I used the Titan V in that 4x format as well. However, not only was NVLink software-disabled on these (the fingers are there, and electrically connected!), they were also severely clock limited by the driver in GPU compute mode. I even wrote Jensen an email about it, and he responded!

The RTX series with the two card limited NVLink puts a bit of a damper on the number of cards you can really make use of, even if you have the slots and PLX'd PCIe lanes to work with. In a workstation situation, you might as well go with 2x GPU if you need it.

I hit limits on vram though as our model complexity increased. Honestly, I could make use of the 48gb vram cards.

I can also only pull so many amps from a single outlet too. Then there's the heat problem and noise problem. Even 2 RTX titans put out a lot of heat.

Where the Quadros begin to shine is the scaling beyond 2 GPU. If you go to a distributed compute model with Horovod or other methods, it can be useful to utilize multiple workstations when they're available. With the availability of high speed network cards of 25gb or better and direct RDMA, the scaling of GPU and storage can be pretty good on a "mini-fabric".

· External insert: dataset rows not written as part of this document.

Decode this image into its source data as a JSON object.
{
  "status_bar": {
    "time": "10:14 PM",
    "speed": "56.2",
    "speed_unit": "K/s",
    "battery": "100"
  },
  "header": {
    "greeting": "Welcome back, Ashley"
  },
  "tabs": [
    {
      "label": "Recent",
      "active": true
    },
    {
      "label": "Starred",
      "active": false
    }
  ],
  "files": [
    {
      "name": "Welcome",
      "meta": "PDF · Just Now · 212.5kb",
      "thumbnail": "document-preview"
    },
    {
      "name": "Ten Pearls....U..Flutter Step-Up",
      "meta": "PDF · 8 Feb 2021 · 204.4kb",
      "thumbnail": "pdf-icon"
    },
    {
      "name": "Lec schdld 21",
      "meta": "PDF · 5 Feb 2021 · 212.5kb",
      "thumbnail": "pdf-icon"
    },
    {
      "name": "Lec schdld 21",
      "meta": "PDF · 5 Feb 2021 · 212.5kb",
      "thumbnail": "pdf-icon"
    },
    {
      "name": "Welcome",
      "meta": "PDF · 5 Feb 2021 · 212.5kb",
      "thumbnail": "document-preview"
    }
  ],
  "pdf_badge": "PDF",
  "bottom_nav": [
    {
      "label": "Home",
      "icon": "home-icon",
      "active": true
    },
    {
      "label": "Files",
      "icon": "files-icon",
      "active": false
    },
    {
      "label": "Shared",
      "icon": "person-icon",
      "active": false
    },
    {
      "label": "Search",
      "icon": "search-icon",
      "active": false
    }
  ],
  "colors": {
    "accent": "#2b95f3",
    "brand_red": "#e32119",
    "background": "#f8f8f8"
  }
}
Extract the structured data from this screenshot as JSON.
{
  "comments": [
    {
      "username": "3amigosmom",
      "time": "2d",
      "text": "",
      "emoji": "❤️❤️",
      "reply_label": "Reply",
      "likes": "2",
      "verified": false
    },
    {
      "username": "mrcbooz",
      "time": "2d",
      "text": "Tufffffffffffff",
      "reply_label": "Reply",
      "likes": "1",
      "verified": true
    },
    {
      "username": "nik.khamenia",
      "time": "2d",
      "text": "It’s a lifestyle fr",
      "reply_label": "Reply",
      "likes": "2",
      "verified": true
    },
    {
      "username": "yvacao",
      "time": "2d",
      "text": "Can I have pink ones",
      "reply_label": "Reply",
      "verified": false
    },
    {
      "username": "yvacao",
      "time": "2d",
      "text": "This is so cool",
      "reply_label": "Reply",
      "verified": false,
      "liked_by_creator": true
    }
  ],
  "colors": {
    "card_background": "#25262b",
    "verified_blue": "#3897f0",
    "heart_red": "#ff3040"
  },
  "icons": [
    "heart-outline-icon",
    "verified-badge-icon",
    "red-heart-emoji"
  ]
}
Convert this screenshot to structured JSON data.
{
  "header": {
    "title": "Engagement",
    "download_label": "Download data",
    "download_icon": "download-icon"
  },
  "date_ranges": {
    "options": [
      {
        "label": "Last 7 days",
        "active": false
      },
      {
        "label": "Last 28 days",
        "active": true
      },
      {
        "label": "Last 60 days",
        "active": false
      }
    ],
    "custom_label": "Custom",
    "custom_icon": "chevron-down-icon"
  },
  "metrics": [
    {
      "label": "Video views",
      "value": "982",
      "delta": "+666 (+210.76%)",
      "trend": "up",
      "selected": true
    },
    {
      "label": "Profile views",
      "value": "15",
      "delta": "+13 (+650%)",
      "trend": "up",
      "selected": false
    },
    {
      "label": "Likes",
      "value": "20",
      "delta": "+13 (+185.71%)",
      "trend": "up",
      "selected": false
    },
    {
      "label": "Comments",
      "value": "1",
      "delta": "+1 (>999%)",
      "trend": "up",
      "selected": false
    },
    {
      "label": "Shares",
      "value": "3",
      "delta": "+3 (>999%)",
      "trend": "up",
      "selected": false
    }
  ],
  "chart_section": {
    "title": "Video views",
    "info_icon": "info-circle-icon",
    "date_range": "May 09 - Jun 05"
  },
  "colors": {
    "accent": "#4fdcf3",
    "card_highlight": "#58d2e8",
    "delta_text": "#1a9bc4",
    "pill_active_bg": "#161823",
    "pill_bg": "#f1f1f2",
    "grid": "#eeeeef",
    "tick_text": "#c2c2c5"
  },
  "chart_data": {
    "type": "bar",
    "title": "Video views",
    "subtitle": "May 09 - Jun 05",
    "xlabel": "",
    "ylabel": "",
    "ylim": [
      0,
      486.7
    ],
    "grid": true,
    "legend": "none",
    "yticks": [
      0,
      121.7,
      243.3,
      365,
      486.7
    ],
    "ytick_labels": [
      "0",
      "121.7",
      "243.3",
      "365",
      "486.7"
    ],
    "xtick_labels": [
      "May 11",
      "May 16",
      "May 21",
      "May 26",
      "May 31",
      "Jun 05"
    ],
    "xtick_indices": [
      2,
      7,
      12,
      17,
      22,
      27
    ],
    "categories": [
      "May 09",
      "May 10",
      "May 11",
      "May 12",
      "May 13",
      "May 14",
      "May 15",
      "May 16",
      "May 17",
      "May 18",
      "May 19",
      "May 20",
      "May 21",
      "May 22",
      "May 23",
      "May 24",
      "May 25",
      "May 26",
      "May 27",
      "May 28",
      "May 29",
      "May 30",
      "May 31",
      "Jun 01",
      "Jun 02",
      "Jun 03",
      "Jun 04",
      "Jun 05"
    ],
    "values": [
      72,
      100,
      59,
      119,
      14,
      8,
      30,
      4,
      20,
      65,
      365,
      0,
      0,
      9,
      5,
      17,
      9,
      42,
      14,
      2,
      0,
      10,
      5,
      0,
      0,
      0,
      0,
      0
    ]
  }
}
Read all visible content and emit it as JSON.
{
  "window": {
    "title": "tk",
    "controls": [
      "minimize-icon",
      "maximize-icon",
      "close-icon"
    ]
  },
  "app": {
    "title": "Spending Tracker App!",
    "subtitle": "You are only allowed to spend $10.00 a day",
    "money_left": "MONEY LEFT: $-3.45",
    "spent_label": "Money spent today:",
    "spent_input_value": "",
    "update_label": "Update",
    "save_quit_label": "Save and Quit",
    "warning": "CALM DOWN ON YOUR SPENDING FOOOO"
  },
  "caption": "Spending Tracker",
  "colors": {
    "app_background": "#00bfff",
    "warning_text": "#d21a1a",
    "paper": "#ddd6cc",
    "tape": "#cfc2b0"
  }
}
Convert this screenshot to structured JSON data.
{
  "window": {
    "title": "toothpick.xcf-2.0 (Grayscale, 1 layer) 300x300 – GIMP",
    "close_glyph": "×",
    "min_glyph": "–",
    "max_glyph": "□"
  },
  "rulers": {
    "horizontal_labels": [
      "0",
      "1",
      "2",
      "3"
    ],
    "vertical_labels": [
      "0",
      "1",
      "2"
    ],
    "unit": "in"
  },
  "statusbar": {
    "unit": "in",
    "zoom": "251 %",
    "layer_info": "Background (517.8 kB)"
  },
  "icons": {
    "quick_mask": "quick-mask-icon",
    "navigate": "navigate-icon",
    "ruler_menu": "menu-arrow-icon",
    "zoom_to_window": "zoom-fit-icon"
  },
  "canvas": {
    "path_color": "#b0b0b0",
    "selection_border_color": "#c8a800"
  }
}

On the partner cards, I've found them to not be so reliable in many cases. They're designed for gamers and tend to have overclocking of everything available, different throttling and fan curves and honestly, poor cooling solutions giving way to RGB lighting and plastic dress up kits. A lot of cost optimization goes on to the reference designs so they can eek out a little more margin in competitive markets. Not all the FE cards are that great either. But the last couple of generations have been generally better than the AIB's in the long run. I've taken the occasional problem child GPU out of service and run them in a game demo and start to see artifacts on screen in many cases, or glitches and mystery crashes. Early on in our process, we thought, "hey it is the same GPU on this card as the other and it is $x.xx cheaper!" But you live and learn that you never get more than you pay for, and you often get less.

The Quadros we've used have been generally very reliable. ECC memory is a plus in my book. More conservative clocking and throttling tends to make them more reliable. Last thing you want after 50 hours of model training is a GPU related crash or situations that lead you to suspect memory corruption. (BTDT) I just wish they were not so ripping expensive.

On the new generation of RTX A6000, the virtualization is an interesting prospect. There are many cases where it would be nice to have one honking big GPU that can be virtualized out to several workloads, especially for development. Even on a single workstation I can think of good reasons to do that. Would like to play with that and see how well it works with several containerized workloads with a vGPU each. Sharing a GPU through virtualization could be useful in other HPC applications, especially on a high-speed local network.

I readily agree that scaling beyond 4 physical GPU's in a typical office room, much less in a single computer chassis can be pretty tough. I became real popular with my office landlord for popping the circuit breakers from the load imposed by multiple GPU workstations.